One of the greatest live acts currently in the UK, Danny & The Champions Of The World are a wonderful conglomeration of Country, Soul and Springsteen-like blue collar rockers, an incredibly attractive mix that is intoxicating in a live setting but which they also manage to convey on their recordings. 2015’s What Kind Of Love leaned heavily on Danny Wilson’s love of classic soul singers such as Solomon Burke and Arthur Alexander with their then live show coming across almost as a Soul Revue, the band adopting several styles throughout the night, able to be soulful, sobbing or flying with some fine extended workouts. The expansive Brilliant Light (an album that was several months in the making as opposed to their usual tight studio schedule), finds the band drawing all the threads together. A supremely well drilled unit comfortable enough to take their time, collaborate more than is their norm and deliver a hefty double disc worth of what is, in the end, just about a perfect Danny & The Champs album.
Brilliant Light has 18 songs spread over two discs (on CD and vinyl) offering almost 80 minutes of unalloyed joy. The songs cover the spectrum, pedal steel honeyed country songs, soulful epics and even a brief jaunt into reggae rhythms. Wilson has, for the first time in several years, collaborated with various band members and others in the songwriting process with only one song here a solo effort. So there’s a poem by Will Burns set to music, a co write with John Wheatley while James Yorkston has two co writing credits with other numbers down to the likes of Chris Clarke and Paul Lush (who kind of kick-started this off as he worked with Wilson on a couple of songs on What Kind Of Love). Despite the all hands to the deck approach (and the addition of a brass section and numerous backing singers) the album is a cohesive whole with Wilson’s attractive slightly husked voice and the mellifluous sounds of the band never failing throughout.
It’s tempting to look at the album as four distinct slices of music (the way some double albums used to be) but in the end this theory doesn’t really stand up to scrutiny. However a rough guide might consider side one as classic Danny & The Champs, side two the soul side and three and four a fine mix of the above. They open with Waiting For The Right Time, a vigorous mix of piano, organ, pedal steel, guitar and backing singers, the definitive Champs sound indeed as Wilson considers a gypsy like musical existence. Bring Me To My Knees is another fine glide into country rock with glistening pedal steel to the fore. The seventies tinged mix of reggae and blue eyed soul of It Hit Me startles at first but as the band (in particular organist Andy Fairclough) settle into the groove the song grows in stature and the overall playing as it runs to its end is just spectacular. You’ll Remember Me harks back to Rod Stewart’s glory days when he might have looked like a dandified scarecrow but was singing from his soul as Wilson commands this impassioned ballad and the band are slinky and soulful- it’s the slow dance song that used to close school discos if anyone can remember that far back. Wilson closes the side with his own dose of nostalgia on Swift Street, recalling his childhood in Melbourne, again with a hefty dose of soul in his voice while the band here are more akin to the Stax template with the drums in particular getting that snare snap just right.

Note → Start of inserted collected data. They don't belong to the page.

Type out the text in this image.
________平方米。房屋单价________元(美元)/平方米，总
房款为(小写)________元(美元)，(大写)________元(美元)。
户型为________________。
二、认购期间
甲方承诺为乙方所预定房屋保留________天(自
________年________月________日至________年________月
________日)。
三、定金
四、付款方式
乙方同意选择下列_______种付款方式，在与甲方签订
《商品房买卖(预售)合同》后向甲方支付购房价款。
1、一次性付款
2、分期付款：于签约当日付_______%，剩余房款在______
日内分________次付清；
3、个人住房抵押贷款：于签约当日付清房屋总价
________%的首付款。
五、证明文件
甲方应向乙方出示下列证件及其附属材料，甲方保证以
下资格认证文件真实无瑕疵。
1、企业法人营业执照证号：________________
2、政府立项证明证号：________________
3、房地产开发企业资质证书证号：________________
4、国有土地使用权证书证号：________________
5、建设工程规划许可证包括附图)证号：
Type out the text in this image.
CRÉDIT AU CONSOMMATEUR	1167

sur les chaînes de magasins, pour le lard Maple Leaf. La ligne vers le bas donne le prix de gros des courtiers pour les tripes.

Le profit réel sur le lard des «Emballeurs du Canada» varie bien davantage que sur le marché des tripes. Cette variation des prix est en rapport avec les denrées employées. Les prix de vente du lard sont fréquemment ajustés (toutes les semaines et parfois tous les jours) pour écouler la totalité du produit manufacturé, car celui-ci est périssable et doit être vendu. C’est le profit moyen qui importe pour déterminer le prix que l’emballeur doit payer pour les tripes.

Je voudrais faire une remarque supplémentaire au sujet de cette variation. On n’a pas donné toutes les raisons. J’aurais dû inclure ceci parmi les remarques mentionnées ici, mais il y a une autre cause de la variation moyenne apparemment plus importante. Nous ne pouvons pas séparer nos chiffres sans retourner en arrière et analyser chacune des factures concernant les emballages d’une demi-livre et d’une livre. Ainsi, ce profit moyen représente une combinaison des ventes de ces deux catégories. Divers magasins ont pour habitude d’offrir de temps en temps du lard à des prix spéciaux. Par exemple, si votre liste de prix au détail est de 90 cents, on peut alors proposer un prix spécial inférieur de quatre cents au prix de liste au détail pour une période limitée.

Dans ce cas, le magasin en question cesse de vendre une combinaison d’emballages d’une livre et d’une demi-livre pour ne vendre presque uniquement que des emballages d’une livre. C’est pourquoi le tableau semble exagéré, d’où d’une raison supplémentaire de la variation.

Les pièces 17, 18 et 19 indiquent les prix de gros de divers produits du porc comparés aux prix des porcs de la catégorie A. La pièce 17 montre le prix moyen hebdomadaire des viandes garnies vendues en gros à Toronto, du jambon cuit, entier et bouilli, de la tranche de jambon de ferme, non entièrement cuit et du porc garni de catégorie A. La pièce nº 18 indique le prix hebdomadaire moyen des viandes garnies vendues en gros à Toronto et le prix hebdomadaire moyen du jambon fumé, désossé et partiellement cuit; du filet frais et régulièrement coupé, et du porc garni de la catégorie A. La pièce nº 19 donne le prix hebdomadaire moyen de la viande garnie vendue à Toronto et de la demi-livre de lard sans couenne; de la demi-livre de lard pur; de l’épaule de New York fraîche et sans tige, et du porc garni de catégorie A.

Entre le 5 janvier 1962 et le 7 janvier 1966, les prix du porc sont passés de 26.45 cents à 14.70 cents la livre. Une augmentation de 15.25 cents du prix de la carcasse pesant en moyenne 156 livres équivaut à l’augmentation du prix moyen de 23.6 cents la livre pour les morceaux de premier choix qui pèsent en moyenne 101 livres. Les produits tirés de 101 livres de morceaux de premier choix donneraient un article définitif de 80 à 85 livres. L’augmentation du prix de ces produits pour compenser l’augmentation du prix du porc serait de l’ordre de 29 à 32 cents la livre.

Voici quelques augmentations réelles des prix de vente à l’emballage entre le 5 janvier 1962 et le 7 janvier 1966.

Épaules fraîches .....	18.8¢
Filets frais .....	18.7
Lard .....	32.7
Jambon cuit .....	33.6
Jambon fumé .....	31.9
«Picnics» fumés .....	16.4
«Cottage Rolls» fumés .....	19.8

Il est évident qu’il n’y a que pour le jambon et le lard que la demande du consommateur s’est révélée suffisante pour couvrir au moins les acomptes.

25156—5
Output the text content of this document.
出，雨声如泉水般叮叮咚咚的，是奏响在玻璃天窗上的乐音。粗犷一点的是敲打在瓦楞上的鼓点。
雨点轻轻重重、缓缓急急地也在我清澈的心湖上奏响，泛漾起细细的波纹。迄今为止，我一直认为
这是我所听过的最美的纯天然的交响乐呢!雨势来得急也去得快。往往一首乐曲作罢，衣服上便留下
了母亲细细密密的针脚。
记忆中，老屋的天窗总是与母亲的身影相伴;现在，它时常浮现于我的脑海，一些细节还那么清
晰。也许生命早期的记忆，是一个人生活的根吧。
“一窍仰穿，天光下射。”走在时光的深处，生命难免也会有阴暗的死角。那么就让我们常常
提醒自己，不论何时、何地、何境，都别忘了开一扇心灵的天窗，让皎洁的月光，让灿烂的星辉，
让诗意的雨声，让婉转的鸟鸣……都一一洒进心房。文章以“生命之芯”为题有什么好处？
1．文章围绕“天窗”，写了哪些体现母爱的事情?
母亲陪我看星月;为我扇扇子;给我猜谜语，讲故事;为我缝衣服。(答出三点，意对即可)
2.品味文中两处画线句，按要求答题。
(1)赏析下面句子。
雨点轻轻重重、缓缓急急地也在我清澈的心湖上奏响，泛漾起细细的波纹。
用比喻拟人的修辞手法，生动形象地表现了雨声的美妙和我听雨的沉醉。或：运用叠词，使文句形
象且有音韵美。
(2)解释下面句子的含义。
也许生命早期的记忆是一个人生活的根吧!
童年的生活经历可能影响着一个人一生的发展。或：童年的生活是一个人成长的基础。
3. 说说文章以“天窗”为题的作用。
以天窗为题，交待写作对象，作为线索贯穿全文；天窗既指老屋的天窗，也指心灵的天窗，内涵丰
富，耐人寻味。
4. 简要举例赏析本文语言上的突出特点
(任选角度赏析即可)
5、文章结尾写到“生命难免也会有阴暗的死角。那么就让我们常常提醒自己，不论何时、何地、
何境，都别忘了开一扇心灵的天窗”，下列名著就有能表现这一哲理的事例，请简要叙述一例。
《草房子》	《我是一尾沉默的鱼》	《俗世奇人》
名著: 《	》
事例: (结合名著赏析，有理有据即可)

Rather than go throughout all 18 songs it’s suffice to say that the standard of side one is maintained throughout. Consider Me has the keyboards somewhat Stevie Wonder funkified although the pedal steel continues to glide throughout and Lush has a particularly fine solo while Coley Point (with words by Will Burns) is a fine impressionistic portrait.. There’s a Van Morrison bustle to the brisk It’s Just A Game (That We Were Playing) and some Little Feat funkiness on Waiting For The Wheels To Come Off and Long Distance Tears while Let The Water Wash Over You (Don’t You Know) opens with a guitar motif that recalls The Allmans and closes almost like a jam band with guitar and keyboards meandering in a fine fashion and Don’t You Lose Your Nerve is more silky seventies soul. The album closes with another classic Champs styled song, Flying By The Seat Of Our Pants, the glorious sounds generated grounded by Wilson’s on the road philosophy and a rejoinder of sorts to the opening song.
There’s so much to discover and relish here and, should you wish, you can buy a deluxe 3CD version which has an extra disc of instrumentals. In the meantime, I have to mention my favourite song from the album, Gotta Get Things Right In My Life. Here everything clicks, Wilson sounds wonderful, the chorus is mesmeric and the band just lock into a groove that will charm the socks off you. Here the Champs stake their claim to be considered in the pantheon of the greats as the song spirals through seven minutes of unparalleled beauty.